Some examples of the power of linear maps $\textbf{R}^2$. Blue is the original matrix, green is the result of the linear transformation using the map, and the black dot is the origin of the transform:

![linear transformation map examples](img\wiki-linear_maps_and_their_transformations.jpg)


🧠🧠🧠 **TODO - Much more to study about linear algebra and matrices. Come back and update with deeper knowledge when the time comes.**

# Hyperbolic tangent

⚠️🧠🧠🧠 I have never been exposed to Tanh before. I need to study it way more in depth when the time comes.

$Tanh(x)$ is the hyperbolic tangent function and can be defined as:

$tanh(\alpha) = \dfrac{e^{2\alpha} -1}{e^{2\alpha}+1}$

Tanh automatically evaluates to exact values when its argument is the (natural) logarithm of a rational number. When given exact numeric expressions as arguments, Tanh may be evaluated to arbitrary numeric precision.

❓❓❓ Tanh threads element-wise over lists and matrices.
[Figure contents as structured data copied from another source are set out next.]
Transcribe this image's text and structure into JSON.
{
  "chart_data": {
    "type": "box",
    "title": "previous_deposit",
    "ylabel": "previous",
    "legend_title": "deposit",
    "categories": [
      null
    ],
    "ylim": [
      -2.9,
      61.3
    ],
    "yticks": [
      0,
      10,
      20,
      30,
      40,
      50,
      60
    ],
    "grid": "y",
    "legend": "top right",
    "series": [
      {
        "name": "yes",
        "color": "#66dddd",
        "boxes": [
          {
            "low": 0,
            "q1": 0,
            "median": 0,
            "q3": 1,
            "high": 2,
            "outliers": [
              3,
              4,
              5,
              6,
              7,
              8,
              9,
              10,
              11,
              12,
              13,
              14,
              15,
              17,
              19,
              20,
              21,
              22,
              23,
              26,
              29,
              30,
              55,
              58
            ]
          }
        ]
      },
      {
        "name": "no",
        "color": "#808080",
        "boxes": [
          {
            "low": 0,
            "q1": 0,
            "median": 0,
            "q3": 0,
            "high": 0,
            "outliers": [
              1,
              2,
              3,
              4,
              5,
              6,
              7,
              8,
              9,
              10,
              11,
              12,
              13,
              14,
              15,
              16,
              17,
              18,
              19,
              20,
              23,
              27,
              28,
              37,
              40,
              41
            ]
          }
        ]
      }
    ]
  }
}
In contrast, MatrixFunction can be used to give the hyperbolic tangent of a square matrix (i.e. the power series for the hyperbolic tangent function with ordinary powers replaced by matrix powers) as opposed to the hyperbolic tangents of the individual matrix elements.

Tanh[x] approaches -1 for small negative x and +1 for large positive x.

Tanh satisfies an identity similar to the Pythagorean identity satisfied by Tan, namely $tanh^2(\alpha) = 1 - sech^2(\alpha)$.